Bald man wearing a black eye patch standing next to a man with dark hair
Patient Aaron James and lead surgeon Eduardo Rodriguez Ross Geltman / NYU Langone Health

When surgeons connected the donor eyeball, they injected adult stem cells from the donor’s bone marrow into James’ optic nerve. Their theory is that the adult stem cells will replace the damaged cells of the optic nerve and, possibly, help regenerate it.

Doctors had never injected adult stem cells into an optic nerve during a transplant before, so it remains to be seen whether the procedure will be effective.

In the end, the groundbreaking surgery lasted 21 hours—from 9:14 a.m. on May 27 to 7:51 a.m. on May 28. Afterward, James spent 17 days recovering in the hospital’s intensive care unit before moving to a nearby apartment, where he continued to receive physical, speech and occupational therapy.
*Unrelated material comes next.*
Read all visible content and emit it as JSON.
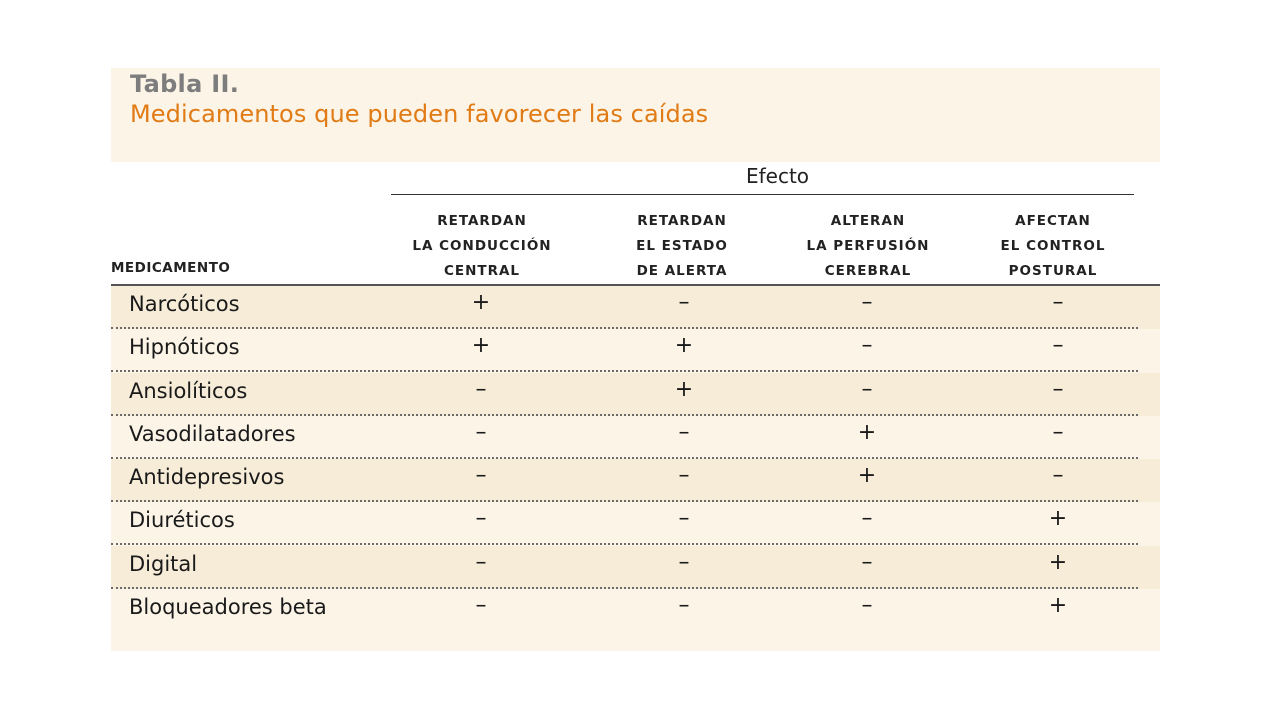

Today, James is back home with his family in Arkansas. He remains on immunosuppressive drugs to discourage his body from rejecting the donated tissue, and he regularly returns to New York for check-ins. Because of the surgery, he can eat solid foods again, and he’s regained his sense of smell and taste. He no longer has to use feeding and breathing tubes.

While he cannot see out of the transplanted eyeball, the organ appears to be healthy. Early tests indicate the light-detecting cells in the eyeball’s retina are perceiving light and sending some signals to the visual cortex in his brain.

“We’re not claiming that we are going to restore sight,” says Rodriguez to the Associated Press’ Lauran Neergaard. “But there’s no doubt in my mind we are one step closer.”